BLACK PONTIAC CONTINUES TO EXCEL AS A FRONTRUNNER

“Barrier one around here really helps,” said trainer Donald Harper after driving 9/1 chance Black Pontiac to an all-the-way win over Mighty Flying Thomas and Sanjaya in the 1730m McInerney Ford Fiesta Pace at Gloucester Park on Friday night.

Harper also had made full use of the No. 1 barrier by guiding Black Pontiac to his two previous victories, both over 1730m at Gloucester Park, in August and October this year.

“Obviously it gets a lot harder from now (with Black Pontiac graduating to an M3 classification), but with good barriers and in short races I think he will still earn money.”

A noted frontrunner, Black Pontiac easily resisted an early challenge from the 2/1 on favourite Ohoka Samson and after a 28.9sec. quarter of the final mile, he had a breather with a 30.2sec. section before sprinting over the final quarters in 28.6sec. and 28.1sec. to score by 4m at a 1.55.2 rate from 22/1 chance Mighty Flying Thomas, who raced four back on the pegs before surging home along the inside.

Ohoka Samson, racing first-up after a brief let-up, wilted after working hard in the breeze and finished last in the field of nine.
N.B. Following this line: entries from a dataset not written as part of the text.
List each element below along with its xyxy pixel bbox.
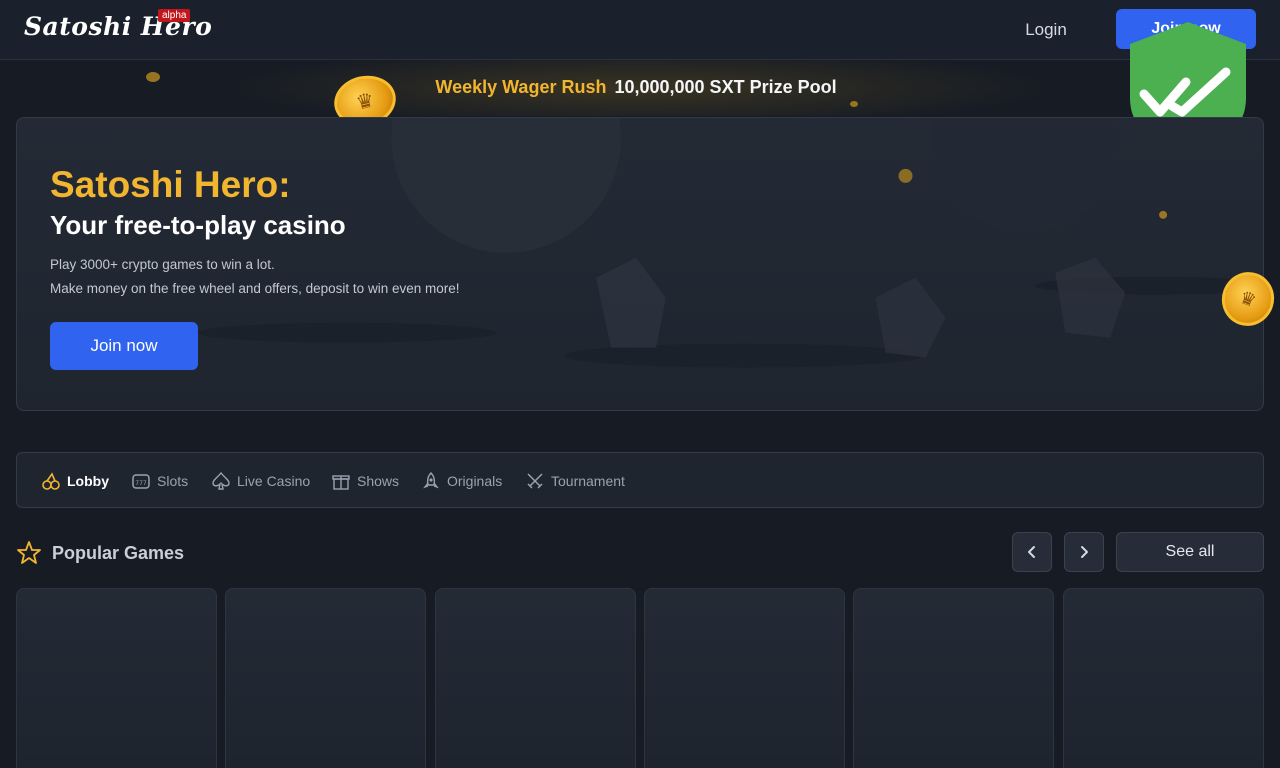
promo-banner[interactable]: Weekly Wager Rush 10,000,000 SXT Prize Po…	[0, 60, 1280, 132]
hero-title: Satoshi Hero:	[50, 164, 291, 205]
chevron-left-icon	[1028, 546, 1035, 558]
top-header: Satoshi Hero alpha Login Join now	[0, 0, 1280, 60]
prev-button[interactable]	[1012, 532, 1052, 572]
tab-live-casino[interactable]: Live Casino	[211, 470, 310, 492]
tab-lobby[interactable]: Lobby	[41, 470, 109, 492]
svg-text:777: 777	[135, 480, 147, 487]
tab-label: Originals	[447, 473, 503, 489]
tab-shows[interactable]: Shows	[331, 470, 399, 492]
gift-icon	[332, 475, 350, 490]
tab-label: Tournament	[551, 473, 625, 489]
login-button[interactable]: Login	[1010, 14, 1082, 46]
tab-slots[interactable]: 777 Slots	[131, 470, 188, 492]
hero-banner: Satoshi Hero: Your free-to-play casino P…	[16, 117, 1264, 411]
tab-tournament[interactable]: Tournament	[525, 470, 625, 492]
category-nav: Lobby 777 Slots Live Casino Shows Origin…	[16, 452, 1264, 508]
section-title: Popular Games	[52, 542, 185, 563]
spade-icon	[212, 471, 230, 490]
crossed-swords-icon	[527, 473, 543, 489]
tab-label: Slots	[157, 473, 189, 489]
tab-label: Live Casino	[237, 473, 311, 489]
promo-prize: 10,000,000 SXT Prize Pool	[614, 77, 837, 97]
alpha-badge: alpha	[158, 9, 191, 22]
hero-description-line-2: Make money on the free wheel and offers,…	[50, 281, 460, 296]
game-card[interactable]	[853, 588, 1054, 768]
tab-originals[interactable]: Originals	[421, 470, 502, 492]
promo-accent: Weekly Wager Rush	[435, 77, 607, 97]
game-card[interactable]	[1063, 588, 1264, 768]
hero-description-line-1: Play 3000+ crypto games to win a lot.	[50, 257, 275, 272]
game-card[interactable]	[16, 588, 217, 768]
coin-icon	[850, 101, 858, 107]
promo-text: Weekly Wager Rush 10,000,000 SXT Prize Po…	[0, 77, 1272, 98]
join-now-button[interactable]: Join now	[50, 322, 198, 370]
star-icon	[17, 541, 41, 564]
hero-subtitle: Your free-to-play casino	[50, 210, 346, 240]
next-button[interactable]	[1064, 532, 1104, 572]
game-card[interactable]	[644, 588, 845, 768]
game-card[interactable]	[435, 588, 636, 768]
chevron-right-icon	[1081, 546, 1088, 558]
coin-icon	[146, 72, 160, 82]
tab-label: Lobby	[67, 473, 109, 489]
cherries-icon	[42, 472, 60, 490]
popular-games-header: Popular Games	[16, 538, 416, 568]
slot-machine-icon: 777	[132, 474, 150, 489]
see-all-button[interactable]: See all	[1116, 532, 1264, 572]
tab-label: Shows	[357, 473, 400, 489]
rocket-icon	[423, 472, 439, 489]
game-card[interactable]	[225, 588, 426, 768]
Black Pontiac, bred in Victoria, has earned $105,097 from 17 wins and 11 placings from 83 starts.

BRAEMOOR OVERCOMES A SLOW START TO UPSET THE FAVOURITE

A tardy beginning from the 10m mark saw Braemoor well back in 11th position in the middle stages of the 2503m McInerney Ford Ranger Handicap at Gloucester Park on Friday night.
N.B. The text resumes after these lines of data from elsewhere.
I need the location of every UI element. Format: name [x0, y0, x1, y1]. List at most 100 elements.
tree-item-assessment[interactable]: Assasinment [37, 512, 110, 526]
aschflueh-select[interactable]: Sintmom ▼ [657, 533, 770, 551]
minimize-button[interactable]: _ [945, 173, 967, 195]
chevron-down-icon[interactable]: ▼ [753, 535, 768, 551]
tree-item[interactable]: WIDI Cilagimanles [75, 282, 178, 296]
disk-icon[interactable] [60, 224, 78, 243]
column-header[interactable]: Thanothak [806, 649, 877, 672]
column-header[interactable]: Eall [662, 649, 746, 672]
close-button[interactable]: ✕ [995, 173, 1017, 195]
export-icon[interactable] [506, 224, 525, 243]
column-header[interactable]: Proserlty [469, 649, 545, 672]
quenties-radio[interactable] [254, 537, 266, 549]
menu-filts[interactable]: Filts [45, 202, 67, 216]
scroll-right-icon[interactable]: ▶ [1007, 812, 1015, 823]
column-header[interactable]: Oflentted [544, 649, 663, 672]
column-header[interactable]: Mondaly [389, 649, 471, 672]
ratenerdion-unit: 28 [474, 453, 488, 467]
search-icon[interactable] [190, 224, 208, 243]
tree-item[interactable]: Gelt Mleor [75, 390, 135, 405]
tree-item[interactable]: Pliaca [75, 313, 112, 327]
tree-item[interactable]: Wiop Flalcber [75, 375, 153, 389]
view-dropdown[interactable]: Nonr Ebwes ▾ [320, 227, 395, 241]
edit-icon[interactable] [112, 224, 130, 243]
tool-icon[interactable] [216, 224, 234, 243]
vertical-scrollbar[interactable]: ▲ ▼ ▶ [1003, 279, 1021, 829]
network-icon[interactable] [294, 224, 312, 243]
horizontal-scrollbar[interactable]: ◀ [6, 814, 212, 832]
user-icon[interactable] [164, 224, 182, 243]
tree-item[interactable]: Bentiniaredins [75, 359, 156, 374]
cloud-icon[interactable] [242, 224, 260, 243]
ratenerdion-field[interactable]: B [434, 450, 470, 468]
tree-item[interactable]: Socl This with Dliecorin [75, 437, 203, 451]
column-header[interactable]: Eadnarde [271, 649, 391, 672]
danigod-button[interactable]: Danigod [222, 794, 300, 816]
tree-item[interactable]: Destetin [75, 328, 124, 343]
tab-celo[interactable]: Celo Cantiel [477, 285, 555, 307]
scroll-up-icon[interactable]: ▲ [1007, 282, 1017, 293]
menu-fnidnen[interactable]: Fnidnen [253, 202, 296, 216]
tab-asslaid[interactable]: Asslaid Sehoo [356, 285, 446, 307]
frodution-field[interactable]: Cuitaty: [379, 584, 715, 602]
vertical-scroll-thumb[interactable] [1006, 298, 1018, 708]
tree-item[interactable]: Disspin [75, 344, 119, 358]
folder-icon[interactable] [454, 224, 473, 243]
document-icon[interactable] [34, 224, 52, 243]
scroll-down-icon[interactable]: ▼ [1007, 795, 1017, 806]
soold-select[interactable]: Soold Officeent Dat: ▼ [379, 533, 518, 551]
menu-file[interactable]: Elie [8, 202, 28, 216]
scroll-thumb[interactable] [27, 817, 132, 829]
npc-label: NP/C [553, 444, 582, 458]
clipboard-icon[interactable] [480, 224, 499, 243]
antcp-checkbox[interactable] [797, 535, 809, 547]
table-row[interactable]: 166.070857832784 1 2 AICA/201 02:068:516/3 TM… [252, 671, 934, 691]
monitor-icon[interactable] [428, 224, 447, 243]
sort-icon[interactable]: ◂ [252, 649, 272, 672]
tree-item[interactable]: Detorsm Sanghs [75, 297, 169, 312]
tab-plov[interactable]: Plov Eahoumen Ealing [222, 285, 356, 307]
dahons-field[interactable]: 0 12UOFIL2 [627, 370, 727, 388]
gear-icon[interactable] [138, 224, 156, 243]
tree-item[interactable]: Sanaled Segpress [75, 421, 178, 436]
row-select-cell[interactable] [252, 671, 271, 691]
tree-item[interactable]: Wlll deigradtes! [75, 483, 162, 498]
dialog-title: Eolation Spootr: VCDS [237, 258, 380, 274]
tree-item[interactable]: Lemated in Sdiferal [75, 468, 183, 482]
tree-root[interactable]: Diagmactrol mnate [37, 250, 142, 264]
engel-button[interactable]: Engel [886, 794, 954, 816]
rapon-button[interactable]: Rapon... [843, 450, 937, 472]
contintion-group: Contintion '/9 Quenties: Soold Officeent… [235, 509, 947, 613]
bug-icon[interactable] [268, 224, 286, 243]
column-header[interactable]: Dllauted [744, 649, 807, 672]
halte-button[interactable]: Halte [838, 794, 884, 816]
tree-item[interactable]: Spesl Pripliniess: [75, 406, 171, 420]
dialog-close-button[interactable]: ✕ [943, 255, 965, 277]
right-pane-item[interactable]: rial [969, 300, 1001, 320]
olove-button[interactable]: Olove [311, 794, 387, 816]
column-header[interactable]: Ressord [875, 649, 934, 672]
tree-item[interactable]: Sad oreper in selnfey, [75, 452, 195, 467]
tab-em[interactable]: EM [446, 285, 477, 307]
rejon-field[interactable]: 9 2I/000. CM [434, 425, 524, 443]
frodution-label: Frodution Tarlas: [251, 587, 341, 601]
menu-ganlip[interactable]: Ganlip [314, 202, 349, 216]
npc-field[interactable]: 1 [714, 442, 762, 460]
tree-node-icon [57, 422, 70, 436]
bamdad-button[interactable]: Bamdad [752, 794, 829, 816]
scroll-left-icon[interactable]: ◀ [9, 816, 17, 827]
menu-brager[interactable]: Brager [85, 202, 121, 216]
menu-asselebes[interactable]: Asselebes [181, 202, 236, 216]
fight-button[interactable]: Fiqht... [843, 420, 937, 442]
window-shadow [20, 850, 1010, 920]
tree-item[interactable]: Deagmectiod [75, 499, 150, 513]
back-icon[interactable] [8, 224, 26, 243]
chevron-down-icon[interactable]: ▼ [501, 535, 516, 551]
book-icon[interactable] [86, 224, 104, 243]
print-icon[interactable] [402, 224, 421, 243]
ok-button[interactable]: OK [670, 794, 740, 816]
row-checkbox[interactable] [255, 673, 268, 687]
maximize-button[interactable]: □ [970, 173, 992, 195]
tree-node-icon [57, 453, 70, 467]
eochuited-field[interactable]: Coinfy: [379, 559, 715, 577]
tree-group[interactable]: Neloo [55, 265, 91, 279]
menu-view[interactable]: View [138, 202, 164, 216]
But considerable mid-race pressure applied to the pacemaker and 2/1 favourite Lord Coburn played into the hands of Braemoor, who dashed forward, three wide, from 11th at the 880m mark to move into the breeze 400m from home and then get to the front in the final 25m to win by a metre from Lord Coburn, with Erris Lad finishing with a late burst, a close third.

Lord Coburn had an easy time in front until Adda Paternal Suit dashed forward to move into the breeze after a lap. Adda Paternal Suit then began to overrace badly, leaving the 30m backmarker Shardons Rocket out on a limb, three wide.

This pressure on Coburn Bay led to that gelding sprinting over the first 400m section of the final mile in 28.1sec., leaving him susceptible to late challenges. Braemoor accelerated quickly and Justin Prentice had him outside the pacemaker just before the turn out of the back straight.

Prentice said that the fast pace had helped Braemoor. “I was a bit worried about Courageous Ned getting off the fence (from behind the leader) when I got to the breeze,” he said. “So when Braemoor got there I took a hold of him --- and he switched off and didn’t want to get going.”

However, Braemoor responded to Prentice’s urgings and he overhauled Lord Coburn in the final stages. This was the New Zealand-bred Braemoor’s seventh win from 23 WA starts and it took his overall record to ten wins and 12 placings from 54 starts for stakes of $93,606.

LUNAR TIDE MAKES AMENDS FOR HIS SURPRISE DEFEAT

New Zealand-bred five-year-old Lunar Tide made amends for his defeat at 5/1 on at Gloucester Park last Friday week when he started at 3/1 on and proved far too good for his nine rivals in the 2536m McInerney Ford Morley Service Pathway Pace on Friday night.

Driven by Colin Brown for trainers Greg and Skye Bond, Lunar Tide mustered plenty of early pace from barrier four and surged to the front 150m after the start. He set a solid pace and sprinted over the final 800m in 57.8sec. to win by 10m from 12/1 chance Zurbaran, who trailed him all the way. Lunar Tide rated 1.58.9.

The previous week Lunar Tide led in a 2130m event before finishing second to Soho Highroller, who rated a slick 1.56.7.

“He copped a fair bit of attention last week and they went 1.56, which is a bit beyond him at this stage,” Brown explained. “Getting the comfortable lead time tonight and an easy first quarter really set it up for him.

“He just keeps improving. I didn’t think much of him when I first sat behind him. He has gone out and had a spell and has come back far better. He’s the type of horse who could continue to improve.”